Don’t confuse Toyota for GM

It’s easy in times like these to ask if Toyota has peaked, to compare the Japanese automaker’s status to General
Motor’s dominance in the U.S. in the ’50 and ‘60s and its subsequent decline.

But that would
be a mistake, says Bruce Belzowski, an auto analyst at the University of Michigan’s Transportation Research Institute.

Unlike GM in its glory days, Toyota is fighting several strong competitors in a global economy, Belzowski reminds.
Thus Toyota can’t afford to grow complacent and take its eye off the ball.

Toyota is back in the news again
this week with another embarrassing recall. This time it’s over faulty gas pedals. Just weeks ago, the federal government
began investigating complaints of rust in frames of its Tundra pickup trucks.

Toyota, which supports thousands
of automotive jobs through its assembly plant in the southwestern Indiana town of Princeton, is dealing with two overarching
problems. One is sluggish sales caused by the global economic downturn. The other is a string of once-uncharacteristic recalls,
the result of its quick expansion over the past decade into a global powerhouse.
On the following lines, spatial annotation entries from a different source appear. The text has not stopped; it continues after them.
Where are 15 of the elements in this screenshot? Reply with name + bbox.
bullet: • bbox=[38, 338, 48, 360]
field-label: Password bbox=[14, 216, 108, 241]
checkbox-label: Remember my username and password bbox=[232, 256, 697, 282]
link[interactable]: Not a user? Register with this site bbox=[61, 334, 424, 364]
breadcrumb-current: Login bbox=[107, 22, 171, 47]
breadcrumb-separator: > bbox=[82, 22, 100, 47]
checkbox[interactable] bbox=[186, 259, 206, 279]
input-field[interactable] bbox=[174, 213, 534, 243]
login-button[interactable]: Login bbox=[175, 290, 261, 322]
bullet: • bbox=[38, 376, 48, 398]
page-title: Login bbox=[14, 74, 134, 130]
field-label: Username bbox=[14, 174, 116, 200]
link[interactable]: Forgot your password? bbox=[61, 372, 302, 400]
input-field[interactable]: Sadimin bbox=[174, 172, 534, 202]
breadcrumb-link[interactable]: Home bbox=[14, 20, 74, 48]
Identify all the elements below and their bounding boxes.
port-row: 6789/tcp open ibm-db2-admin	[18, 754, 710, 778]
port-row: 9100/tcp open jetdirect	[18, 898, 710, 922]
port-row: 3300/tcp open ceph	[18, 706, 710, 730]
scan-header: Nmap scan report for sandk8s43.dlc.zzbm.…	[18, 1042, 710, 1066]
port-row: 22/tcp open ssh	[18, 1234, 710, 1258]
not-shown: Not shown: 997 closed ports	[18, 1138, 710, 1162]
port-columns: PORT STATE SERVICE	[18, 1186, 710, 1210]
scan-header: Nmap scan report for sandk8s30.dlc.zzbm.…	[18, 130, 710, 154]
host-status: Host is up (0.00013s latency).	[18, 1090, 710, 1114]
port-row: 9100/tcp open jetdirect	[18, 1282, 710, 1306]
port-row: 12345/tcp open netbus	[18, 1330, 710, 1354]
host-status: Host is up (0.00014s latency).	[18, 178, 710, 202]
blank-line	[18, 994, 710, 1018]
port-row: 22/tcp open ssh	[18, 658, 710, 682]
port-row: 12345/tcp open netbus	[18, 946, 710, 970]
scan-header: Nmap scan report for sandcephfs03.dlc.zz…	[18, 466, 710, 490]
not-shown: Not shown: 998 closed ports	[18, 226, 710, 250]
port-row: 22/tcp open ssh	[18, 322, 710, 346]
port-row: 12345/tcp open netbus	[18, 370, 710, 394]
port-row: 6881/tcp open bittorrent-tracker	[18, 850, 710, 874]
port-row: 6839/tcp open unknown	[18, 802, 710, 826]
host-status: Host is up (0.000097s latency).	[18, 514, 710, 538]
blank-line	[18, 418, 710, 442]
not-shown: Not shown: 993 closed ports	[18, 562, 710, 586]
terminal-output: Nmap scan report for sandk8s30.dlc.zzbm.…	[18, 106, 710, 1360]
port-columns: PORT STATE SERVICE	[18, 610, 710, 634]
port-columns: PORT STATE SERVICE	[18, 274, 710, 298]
The sales downturn will go away
as the economy recovers, Belzowski predicts. And Toyota is bearing down on the quality problems by asking fundamental questions
about its internal processes.

Belzowski believes global competition has become so intense that in a given five-year
period, Toyota or any one of a handful of other companies could rise to dominance. In other words, the future can still belong
to Toyota.

What do you think? Has Toyota peaked, or will it rise to a long period of dominance? Have the recalls
given you pause about buying its vehicles?